Taille initiale du DF : (36919, 83)
Taille du DF après retrait des colonnes inutiles : (36919, 71)


In [77]:
def generate_df(raw_data, keep_list, penalty=.8):
    # à garder obligatoirement pour identifier les lignes et créer les labels
    keep_nuance = 'nuance_groupe' in keep_list
    keep_list.extend(['an', 'c_dep', 'nuance_groupe', 'p_inscrits', 'p_exprimes'])

    df = raw_data.drop([col for col in raw_data.columns if col not in keep_list], axis=1)
    #print(df.columns)

    # Gestion des NaN au niveau du score du candidat aux législatives précédentes
    years = [2002, 2007, 2012, 2017]
    partis = ['EXG', 'COM', 'FI', 'DVG', 'ECO', 'SOC', 'RDG', 'MDM',
              'UDI', 'DVD', 'LR', 'DLF', 'FN', 'EXD', 'REG', 'DIV']
    
    # TODO : POUR LES CANDIDATS "EN MARCHE", PAR QUOI REMPLIR LE SCORE DES CANDIDATS A LA PREC LEG ?
    
    if 'score_candidat_prec_leg_ins' in keep_list:
        for parti in partis:
            #print('\nRemplissage des valeurs manquantes pour {} :'.format(parti))
            for year in years:
                mask = (df['an']==year) & (df['nuance_groupe']==parti)
                mask_2 = (df['an']==year - 5) & (df['nuance_groupe']==parti)
                mean = np.mean(df['p_inscrits'][mask_2]) * penalty # moyenne des voix du parti 5 ans avant (% d'inscrits)
                df.loc[mask, 'score_candidat_prec_leg_ins'] = df['score_candidat_prec_leg_ins'][mask].fillna(value=mean)
                #print('La moyenne du parti en {} est {:.2f}%'.format(year - 5, mean * 100))

        mean = np.mean(df.p_inscrits) * penalty
        df.score_candidat_prec_leg_ins = df.score_candidat_prec_leg_ins.fillna(value=mean)
        
    if 'score_candidat_prec_leg_expr' in keep_list:
        for parti in partis:
            #print('\nRemplissage des valeurs manquantes pour {} :'.format(parti))
            for year in years:
                mask = (df['an']==year) & (df['nuance_groupe']==parti)
                mask_2 = (df['an']==year - 5) & (df['nuance_groupe']==parti)
                mean = np.mean(df['p_exprimes'][mask_2]) * penalty # moyenne des voix du parti 5 ans avant (% exprimés)
                df.loc[mask, 'score_candidat_prec_leg_expr'] = df['score_candidat_prec_leg_expr'][mask].fillna(value=mean)
                #print('La moyenne du parti en {} est {:.2f}%'.format(year - 5, mean * 100))

        mean = np.mean(df.p_exprimes)
        df.score_candidat_prec_leg_expr = df.score_candidat_prec_leg_expr.fillna(value=mean)

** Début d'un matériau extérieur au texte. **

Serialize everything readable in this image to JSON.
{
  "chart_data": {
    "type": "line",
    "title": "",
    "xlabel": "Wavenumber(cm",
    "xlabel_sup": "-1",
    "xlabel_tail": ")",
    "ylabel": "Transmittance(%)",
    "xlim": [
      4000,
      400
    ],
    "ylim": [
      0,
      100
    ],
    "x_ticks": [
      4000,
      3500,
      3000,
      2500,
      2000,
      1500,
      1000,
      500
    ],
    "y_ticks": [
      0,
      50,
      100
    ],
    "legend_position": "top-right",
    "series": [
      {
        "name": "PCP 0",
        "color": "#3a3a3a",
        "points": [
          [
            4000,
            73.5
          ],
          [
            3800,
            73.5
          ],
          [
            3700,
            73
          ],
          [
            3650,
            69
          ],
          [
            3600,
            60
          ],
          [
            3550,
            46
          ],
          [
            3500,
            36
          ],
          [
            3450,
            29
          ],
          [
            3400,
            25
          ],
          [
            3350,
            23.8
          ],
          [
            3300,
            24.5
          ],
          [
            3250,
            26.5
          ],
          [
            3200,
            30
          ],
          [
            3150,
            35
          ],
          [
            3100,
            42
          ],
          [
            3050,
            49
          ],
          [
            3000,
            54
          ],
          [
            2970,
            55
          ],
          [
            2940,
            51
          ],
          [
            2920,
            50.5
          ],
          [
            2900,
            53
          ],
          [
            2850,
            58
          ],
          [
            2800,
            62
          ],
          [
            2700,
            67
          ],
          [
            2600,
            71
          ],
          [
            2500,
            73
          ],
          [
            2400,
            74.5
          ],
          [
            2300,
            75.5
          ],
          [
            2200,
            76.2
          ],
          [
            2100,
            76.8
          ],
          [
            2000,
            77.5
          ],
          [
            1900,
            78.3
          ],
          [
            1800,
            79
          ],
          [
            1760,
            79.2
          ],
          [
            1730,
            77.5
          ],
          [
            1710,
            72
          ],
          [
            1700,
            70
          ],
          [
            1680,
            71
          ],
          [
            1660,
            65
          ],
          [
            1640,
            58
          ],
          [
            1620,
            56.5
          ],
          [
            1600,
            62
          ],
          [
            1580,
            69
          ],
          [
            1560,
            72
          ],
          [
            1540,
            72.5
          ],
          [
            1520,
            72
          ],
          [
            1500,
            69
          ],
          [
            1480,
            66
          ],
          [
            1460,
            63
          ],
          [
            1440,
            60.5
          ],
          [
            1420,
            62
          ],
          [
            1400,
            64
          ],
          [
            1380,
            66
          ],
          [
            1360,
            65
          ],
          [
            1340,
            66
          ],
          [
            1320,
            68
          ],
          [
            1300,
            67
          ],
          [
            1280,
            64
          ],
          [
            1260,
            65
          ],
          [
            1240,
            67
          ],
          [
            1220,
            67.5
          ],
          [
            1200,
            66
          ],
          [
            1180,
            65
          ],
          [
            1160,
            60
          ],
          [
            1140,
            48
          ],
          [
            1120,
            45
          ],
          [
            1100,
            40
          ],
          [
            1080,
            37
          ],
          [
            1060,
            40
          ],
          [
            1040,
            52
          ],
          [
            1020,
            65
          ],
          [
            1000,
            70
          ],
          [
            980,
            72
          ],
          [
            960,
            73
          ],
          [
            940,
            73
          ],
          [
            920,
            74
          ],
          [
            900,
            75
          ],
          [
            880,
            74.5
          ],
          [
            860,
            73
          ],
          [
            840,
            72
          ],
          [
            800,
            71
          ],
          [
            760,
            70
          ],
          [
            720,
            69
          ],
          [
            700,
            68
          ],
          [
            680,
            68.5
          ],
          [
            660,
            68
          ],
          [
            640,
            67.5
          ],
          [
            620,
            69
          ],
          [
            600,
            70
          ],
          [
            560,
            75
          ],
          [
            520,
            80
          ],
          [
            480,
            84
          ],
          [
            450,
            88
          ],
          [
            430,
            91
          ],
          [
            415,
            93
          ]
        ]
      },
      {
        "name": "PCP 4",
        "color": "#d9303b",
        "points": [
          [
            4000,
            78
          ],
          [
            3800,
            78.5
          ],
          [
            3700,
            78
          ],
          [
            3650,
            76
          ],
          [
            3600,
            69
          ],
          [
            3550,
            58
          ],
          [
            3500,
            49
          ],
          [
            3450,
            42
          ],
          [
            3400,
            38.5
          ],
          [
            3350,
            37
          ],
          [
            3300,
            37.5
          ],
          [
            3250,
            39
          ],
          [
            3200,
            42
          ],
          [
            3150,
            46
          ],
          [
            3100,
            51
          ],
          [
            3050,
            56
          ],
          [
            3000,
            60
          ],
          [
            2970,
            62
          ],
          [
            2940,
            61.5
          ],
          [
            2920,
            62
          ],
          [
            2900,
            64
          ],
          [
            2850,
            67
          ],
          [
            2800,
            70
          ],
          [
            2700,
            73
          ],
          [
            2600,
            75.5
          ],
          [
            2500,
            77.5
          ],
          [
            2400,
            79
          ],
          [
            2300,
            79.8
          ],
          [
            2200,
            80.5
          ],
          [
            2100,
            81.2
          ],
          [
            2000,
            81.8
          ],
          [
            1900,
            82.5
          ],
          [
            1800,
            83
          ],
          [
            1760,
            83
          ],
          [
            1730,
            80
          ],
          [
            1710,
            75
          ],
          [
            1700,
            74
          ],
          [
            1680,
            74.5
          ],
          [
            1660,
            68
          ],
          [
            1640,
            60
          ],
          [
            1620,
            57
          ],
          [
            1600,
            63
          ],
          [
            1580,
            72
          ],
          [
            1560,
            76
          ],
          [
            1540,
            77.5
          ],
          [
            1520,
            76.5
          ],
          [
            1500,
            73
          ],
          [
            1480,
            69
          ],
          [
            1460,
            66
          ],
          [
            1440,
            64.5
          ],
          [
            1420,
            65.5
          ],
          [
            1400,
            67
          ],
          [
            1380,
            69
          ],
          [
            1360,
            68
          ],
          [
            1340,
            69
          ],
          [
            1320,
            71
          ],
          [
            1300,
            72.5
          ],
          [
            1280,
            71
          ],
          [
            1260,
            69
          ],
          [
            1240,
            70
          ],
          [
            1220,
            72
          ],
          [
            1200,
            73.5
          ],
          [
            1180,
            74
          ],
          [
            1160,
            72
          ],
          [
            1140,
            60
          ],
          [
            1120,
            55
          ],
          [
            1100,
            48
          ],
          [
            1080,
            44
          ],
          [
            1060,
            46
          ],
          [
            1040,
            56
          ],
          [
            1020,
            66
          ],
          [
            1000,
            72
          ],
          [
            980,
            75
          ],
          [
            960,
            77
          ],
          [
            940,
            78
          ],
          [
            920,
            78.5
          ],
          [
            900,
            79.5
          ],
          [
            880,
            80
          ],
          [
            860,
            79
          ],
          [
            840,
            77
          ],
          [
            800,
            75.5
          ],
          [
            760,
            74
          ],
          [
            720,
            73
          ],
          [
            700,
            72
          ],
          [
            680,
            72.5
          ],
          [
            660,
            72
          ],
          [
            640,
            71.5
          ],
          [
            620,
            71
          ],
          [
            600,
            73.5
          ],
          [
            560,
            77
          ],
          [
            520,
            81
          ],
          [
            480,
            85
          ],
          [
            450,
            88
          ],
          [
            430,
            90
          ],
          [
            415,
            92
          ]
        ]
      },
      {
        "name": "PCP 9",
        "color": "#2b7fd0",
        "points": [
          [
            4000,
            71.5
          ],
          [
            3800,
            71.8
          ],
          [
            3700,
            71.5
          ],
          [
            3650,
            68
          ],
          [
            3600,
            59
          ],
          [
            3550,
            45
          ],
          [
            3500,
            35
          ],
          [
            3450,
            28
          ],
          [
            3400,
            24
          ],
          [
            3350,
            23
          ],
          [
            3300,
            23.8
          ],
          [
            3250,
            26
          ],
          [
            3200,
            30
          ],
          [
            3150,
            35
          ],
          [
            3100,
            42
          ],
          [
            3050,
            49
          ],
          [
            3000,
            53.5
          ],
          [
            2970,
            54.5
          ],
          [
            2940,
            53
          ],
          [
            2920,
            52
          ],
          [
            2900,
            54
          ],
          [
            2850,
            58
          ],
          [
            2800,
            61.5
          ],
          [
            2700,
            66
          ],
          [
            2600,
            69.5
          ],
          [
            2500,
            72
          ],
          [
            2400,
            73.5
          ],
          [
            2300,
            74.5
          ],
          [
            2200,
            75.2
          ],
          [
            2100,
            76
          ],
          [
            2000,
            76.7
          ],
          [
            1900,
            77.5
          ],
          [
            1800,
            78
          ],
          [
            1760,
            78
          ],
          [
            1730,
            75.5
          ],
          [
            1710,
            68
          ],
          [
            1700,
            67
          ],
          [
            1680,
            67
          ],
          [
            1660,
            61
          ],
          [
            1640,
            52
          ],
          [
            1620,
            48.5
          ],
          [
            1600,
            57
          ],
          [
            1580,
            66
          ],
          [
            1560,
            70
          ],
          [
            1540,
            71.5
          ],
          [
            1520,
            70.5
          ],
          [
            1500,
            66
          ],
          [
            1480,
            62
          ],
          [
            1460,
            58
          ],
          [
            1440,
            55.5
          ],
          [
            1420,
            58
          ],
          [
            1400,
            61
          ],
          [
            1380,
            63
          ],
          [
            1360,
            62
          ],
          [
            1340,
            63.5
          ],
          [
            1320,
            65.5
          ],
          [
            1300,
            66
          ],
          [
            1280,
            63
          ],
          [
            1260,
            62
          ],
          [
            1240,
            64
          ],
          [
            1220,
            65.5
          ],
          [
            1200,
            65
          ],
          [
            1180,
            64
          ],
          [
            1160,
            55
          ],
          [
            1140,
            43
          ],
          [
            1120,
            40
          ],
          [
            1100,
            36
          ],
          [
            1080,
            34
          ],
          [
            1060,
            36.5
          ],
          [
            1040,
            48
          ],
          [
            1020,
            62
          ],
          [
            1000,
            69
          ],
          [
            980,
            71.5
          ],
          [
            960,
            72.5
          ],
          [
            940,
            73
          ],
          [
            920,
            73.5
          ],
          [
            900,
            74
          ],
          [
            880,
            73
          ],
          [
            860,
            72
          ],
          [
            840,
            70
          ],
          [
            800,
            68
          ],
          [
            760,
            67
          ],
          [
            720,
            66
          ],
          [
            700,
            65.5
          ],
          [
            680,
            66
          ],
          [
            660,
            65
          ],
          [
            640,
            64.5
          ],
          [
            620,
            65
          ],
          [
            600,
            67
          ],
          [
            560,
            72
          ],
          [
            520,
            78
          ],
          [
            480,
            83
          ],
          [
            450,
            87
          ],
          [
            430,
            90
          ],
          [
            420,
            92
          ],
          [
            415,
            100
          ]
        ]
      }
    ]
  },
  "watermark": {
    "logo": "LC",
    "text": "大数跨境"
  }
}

    # Gestion des NaN : Autres variables. Remplacement des valeurs manquantes par la moyenne nationale
    features_a_completer = ['chom_tot', 'chom_jeunes', 'chom_adultes', 'chom_seniors',
                           'p_agri', 'p_commercants', 'p_cadres', 'p_intermed', 'p_employes',
                           'p_ouvriers', 'd_brevet', 'd_bep', 'd_bac', 'd_sup']
    for feature in features_a_completer:
        if feature in keep_list:
            #print('\nRemplissage des valeurs manquantes pour {} :'.format(feature))
            for year in years:
                mask = (df['an']==year)
                mean = np.mean(df[feature][mask])
                #print('La moyenne de la feature pour {} est {:.2f}%'.format(year, mean * 100))
                df.loc[mask, feature] = df[feature][mask].fillna(value=mean)

    # Catégorisation
    if 'score_candidat_prec_leg_cat' in keep_list:
        if 'score_candidat_prec_leg_expr' in keep_list:
            df['score_candidat_prec_leg_cat'] = pd.cut(df['score_candidat_prec_leg_expr'],
                                                       bins=[-1, -.01, .05, .1, .15, .25, 1],
                                                       labels=['N/A', 'A', 'B', 'C', 'D', 'E'])
        elif 'score_candidat_prec_leg_ins' in keep_list:
            df['score_candidat_prec_leg_cat'] = pd.cut(df['score_candidat_prec_leg_ins'],
                                                       bins=[-1, -.01, .05, .1, .15, .25, 1],
                                                       labels=['N/A', 'A', 'B', 'C', 'D', 'E'])

    df = df[df.an > 1997]
    df = df[df.nuance_groupe!='DIV'] # On retire les candidats "Divers" (pour l'entraînement ET la prédiction)
    df = df[df.c_dep!=99] # Retrait des Français de l'Etranger
    
    df = df.drop('c_dep', axis=1)
    
    if not keep_nuance:
        df = df.drop('nuance_groupe', axis=1)
    
    print('Format du dataframe :', df.shape)
    print(df.isnull().sum())
    
    return df

In [214]:
def train_val_splits(df, year_for_validation, target, scaler=MinMaxScaler()):
    # Liste des variables dummies et binaires pour les exclure de la normalisation
    dummies_list = ['bloc', 'sexe', 'an', 'p_inscrits', 'p_exprimes', 'dep', 'circo',
                    'geo_frontalier', 'geo_dom', 'geo_idf',
                    'circo_nuance_groupe', 'circo_bloc', 'nuance_groupe',
                    'circo_nuance_groupe_pres', 'circo_pres_meme_nuance', 'circo_meme_nuance_president',
                    'circo_leg_meme_nuance',
                    'depute_sortant', 'ancien_depute', 'au_gouvernement', 'ancien_ministre', 'membre_majorite',
                    #'nb_candidats_meme_bloc', 'nb_candidats_circo',
                    'score_candidat_prec_leg_cat',
                    'score_candidat_prec_leg_expr', 'score_candidat_prec_leg_ins',
                    #'nb_acces_second_tour'
                   ]
    scale_list = [col for col in df.columns if col not in dummies_list]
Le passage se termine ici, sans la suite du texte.